Yukshin Gardan Sar is a high peak in the Shimshal Valley, in the Karakoram range in Gilgit-Baltistan, Pakistan. Its height is often given as 7,469 m (24,505 ft) or 7,641 m (25,069 ft). It lies about 16 km (10 mi) northeast of Khunyang Chhish and 6 km (3.75 mi) northwest of Kanjut Sar. It is flanked on the northwest by the Yazghil Glacier and on the northeast by the Yukshin Gardan Glacier; both drain into the Shimshal River. According to many residents of Shimshal, Yukshin Gardan Sar is the name of the adjacent peak Kanjut Sar, and vice versa. In Shimshal village, the original namings are widely accepted and used, as opposed to what is recognised internationally.

Yukshin Gardan Sar was first climbed on June 26, 1984, by a Pakistani-Austrian group, led by Rudolf Wurzer. They ascended via the South Ridge, which they accessed via the Yazghil Glacier on the west side of the peak.

The second ascent followed very shortly after the first, on July 23, 1984. A Pakistani-Japanese group that had been on the mountain simultaneously with the first ascent party switched from their unworkable North Ridge route to make an alpine style ascent of the first ascent route on the South Ridge.

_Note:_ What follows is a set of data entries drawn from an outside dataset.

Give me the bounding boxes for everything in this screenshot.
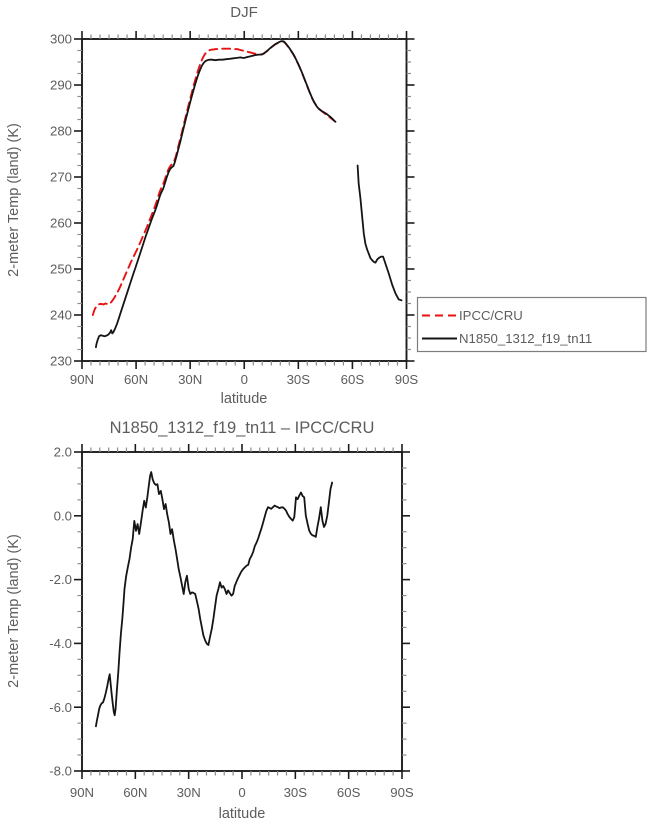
- series-n1850-1312-f19-tn11-minus-ipcc-cru: [95, 471, 334, 728]
- plot-frame: [81, 38, 408, 362]
- legend-label: N1850_1312_f19_tn11: [459, 331, 592, 346]
- y-tick-label: 240: [50, 308, 72, 323]
- y-tick-label: 0.0: [54, 508, 72, 523]
- x-tick-label: 90N: [70, 372, 94, 387]
- x-tick-label: 0: [238, 785, 245, 800]
- y-tick-label: 250: [50, 262, 72, 277]
- legend: IPCC/CRU N1850_1312_f19_tn11: [416, 296, 647, 353]
- y-tick-label: -2.0: [49, 572, 72, 587]
- djf-temperature-chart: 90N 60N 30N 0 30S 60S 90S 230 240 250 260 270 280 290…: [6, 4, 647, 407]
- x-tick-label: 90S: [390, 785, 414, 800]
- x-tick-label: 30N: [178, 372, 202, 387]
- legend-label: IPCC/CRU: [459, 308, 523, 323]
- y-tick-label: 290: [50, 78, 72, 93]
- x-axis-label: latitude: [221, 391, 268, 407]
- series-n1850-1312-f19-tn11: [95, 40, 337, 349]
- x-tick-label: 30S: [284, 785, 308, 800]
- y-tick-label: 2.0: [54, 445, 72, 460]
- x-tick-label: 60S: [341, 372, 365, 387]
- y-axis-label: 2-meter Temp (land) (K): [6, 534, 22, 688]
- y-tick-label: 300: [50, 32, 72, 47]
- series-n1850-1312-f19-tn11: [356, 164, 403, 302]
- x-tick-label: 90S: [395, 372, 419, 387]
- y-axis-label: 2-meter Temp (land) (K): [6, 123, 22, 277]
- x-tick-label: 0: [241, 372, 248, 387]
- x-tick-label: 30N: [177, 785, 201, 800]
- x-tick-label: 60N: [123, 785, 147, 800]
- chart-title: DJF: [230, 4, 258, 21]
- legend-box: [416, 296, 647, 353]
- x-tick-label: 30S: [287, 372, 311, 387]
- y-tick-label: 230: [50, 354, 72, 369]
- y-tick-label: 260: [50, 216, 72, 231]
- x-axis-label: latitude: [219, 806, 266, 822]
- y-tick-label: -4.0: [49, 636, 72, 651]
- chart-title: N1850_1312_f19_tn11 – IPCC/CRU: [110, 419, 375, 437]
- plot-frame: [81, 451, 403, 772]
- y-tick-label: -6.0: [49, 700, 72, 715]
- x-tick-label: 60N: [124, 372, 148, 387]
- series-ipcc-cru: [91, 40, 336, 316]
- y-tick-label: -8.0: [49, 764, 72, 779]
- model-minus-obs-difference-chart: 90N 60N 30N 0 30S 60S 90S -8.0 -6.0 -4.0 -2.0 0.0 2.…: [6, 419, 414, 822]
- x-tick-label: 90N: [70, 785, 94, 800]
- x-tick-label: 60S: [337, 785, 361, 800]
- y-tick-label: 280: [50, 124, 72, 139]
- y-tick-label: 270: [50, 170, 72, 185]
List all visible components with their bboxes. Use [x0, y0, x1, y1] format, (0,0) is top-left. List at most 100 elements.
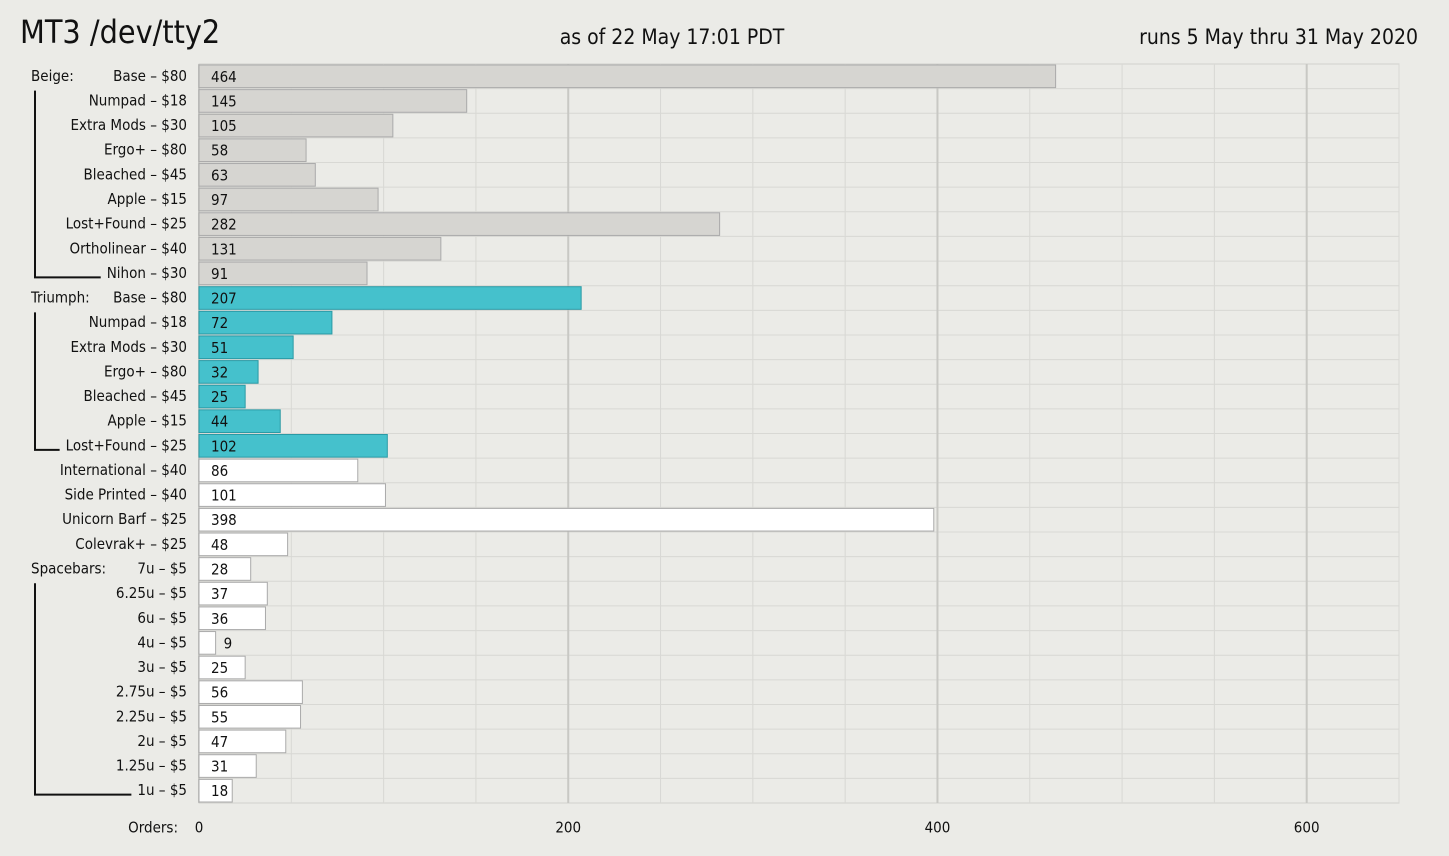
y-tick-label: Extra Mods – $30: [71, 338, 187, 356]
value-label: 105: [211, 117, 237, 135]
y-tick-label: Extra Mods – $30: [71, 116, 187, 134]
bar: [198, 680, 303, 704]
y-tick-label: Ortholinear – $40: [69, 239, 187, 257]
group-bracket: [34, 583, 132, 796]
y-tick-label: Colevrak+ – $25: [75, 535, 187, 553]
bar: [198, 89, 468, 113]
y-tick-label: 2.75u – $5: [116, 683, 187, 701]
x-tick-label: 200: [555, 819, 581, 837]
value-label: 28: [211, 560, 228, 578]
bar: [198, 384, 246, 409]
group-label: Beige:: [31, 67, 74, 85]
bar: [198, 64, 1057, 89]
annotation: runs 5 May thru 31 May 2020: [1139, 25, 1418, 49]
value-label: 86: [211, 462, 228, 480]
y-tick-label: Numpad – $18: [89, 91, 187, 109]
bar: [198, 236, 442, 261]
bar: [198, 138, 307, 163]
y-tick-label: Numpad – $18: [89, 313, 187, 331]
y-tick-label: Base – $80: [113, 67, 187, 85]
y-tick-label: 4u – $5: [137, 633, 187, 651]
y-tick-label: 1.25u – $5: [116, 757, 187, 775]
value-label: 44: [211, 413, 228, 431]
value-label: 101: [211, 487, 237, 505]
x-tick-label: 0: [195, 819, 204, 837]
bar: [198, 409, 281, 434]
bar: [198, 360, 259, 384]
value-label: 145: [211, 92, 237, 110]
value-label: 58: [211, 142, 228, 160]
bar: [198, 704, 302, 729]
value-label: 37: [211, 585, 228, 603]
group-bracket: [34, 90, 101, 279]
y-tick-label: 7u – $5: [137, 559, 187, 577]
value-label: 32: [211, 363, 228, 381]
bar: [198, 212, 721, 236]
value-label: 63: [211, 166, 228, 184]
value-label: 36: [211, 610, 228, 628]
y-tick-label: 3u – $5: [137, 658, 187, 676]
y-tick-label: 6.25u – $5: [116, 584, 187, 602]
value-label: 51: [211, 339, 228, 357]
value-label: 131: [211, 240, 237, 258]
bar: [198, 557, 252, 581]
y-tick-label: Base – $80: [113, 289, 187, 307]
x-tick-label: 600: [1294, 819, 1320, 837]
value-label: 398: [211, 511, 237, 529]
y-tick-label: Bleached – $45: [84, 165, 188, 183]
x-axis-label: Orders:: [128, 819, 178, 837]
value-label: 464: [211, 68, 237, 86]
y-tick-label: Unicorn Barf – $25: [62, 510, 187, 528]
value-label: 9: [224, 634, 233, 652]
y-tick-label: 1u – $5: [137, 781, 187, 799]
y-tick-label: Lost+Found – $25: [66, 436, 187, 454]
bar: [198, 483, 386, 507]
value-label: 31: [211, 758, 228, 776]
bar: [198, 434, 388, 458]
value-label: 48: [211, 536, 228, 554]
y-tick-label: Side Printed – $40: [65, 486, 187, 504]
bar: [198, 532, 289, 557]
value-label: 282: [211, 216, 237, 234]
y-tick-label: Lost+Found – $25: [66, 215, 187, 233]
y-tick-label: Apple – $15: [108, 412, 188, 430]
bar: [198, 113, 394, 138]
y-tick-label: 2.25u – $5: [116, 707, 187, 725]
value-label: 18: [211, 782, 228, 800]
y-tick-label: 6u – $5: [137, 609, 187, 627]
group-bracket: [34, 312, 60, 451]
bar: [198, 655, 246, 680]
y-tick-label: Nihon – $30: [107, 264, 187, 282]
bar: [198, 631, 217, 655]
value-label: 102: [211, 437, 237, 455]
bar: [198, 754, 257, 778]
value-label: 56: [211, 684, 228, 702]
value-label: 91: [211, 265, 228, 283]
bar: [198, 187, 379, 212]
bar: [198, 581, 268, 606]
group-label: Spacebars:: [31, 559, 106, 577]
bar: [198, 778, 233, 803]
x-tick-label: 400: [925, 819, 951, 837]
value-label: 55: [211, 708, 228, 726]
value-label: 25: [211, 659, 228, 677]
bar: [198, 261, 368, 286]
bar: [198, 606, 266, 631]
value-label: 97: [211, 191, 228, 209]
bar: [198, 286, 582, 310]
bar: [198, 163, 316, 187]
bar: [198, 729, 287, 754]
bar: [198, 310, 333, 335]
bar: [198, 458, 359, 483]
value-label: 207: [211, 290, 237, 308]
bar: [198, 335, 294, 360]
value-label: 25: [211, 388, 228, 406]
group-label: Triumph:: [30, 289, 90, 307]
y-tick-label: 2u – $5: [137, 732, 187, 750]
value-label: 72: [211, 314, 228, 332]
y-tick-label: Ergo+ – $80: [104, 141, 187, 159]
y-tick-label: Apple – $15: [108, 190, 188, 208]
chart-subtitle: as of 22 May 17:01 PDT: [560, 25, 785, 49]
y-tick-label: Ergo+ – $80: [104, 362, 187, 380]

The third ascent of the peak was in 1986, by a Spanish team comprising Alejandro Arranz, Iñaki Aldaya, Alfredo Zabalza, and Tomás Miguel. They used the same route as the first-ascent party. According to the Himalayan Index , there have been no other ascents or attempts on this peak since that time.

==Notes==
1. This prominence figure is approximate.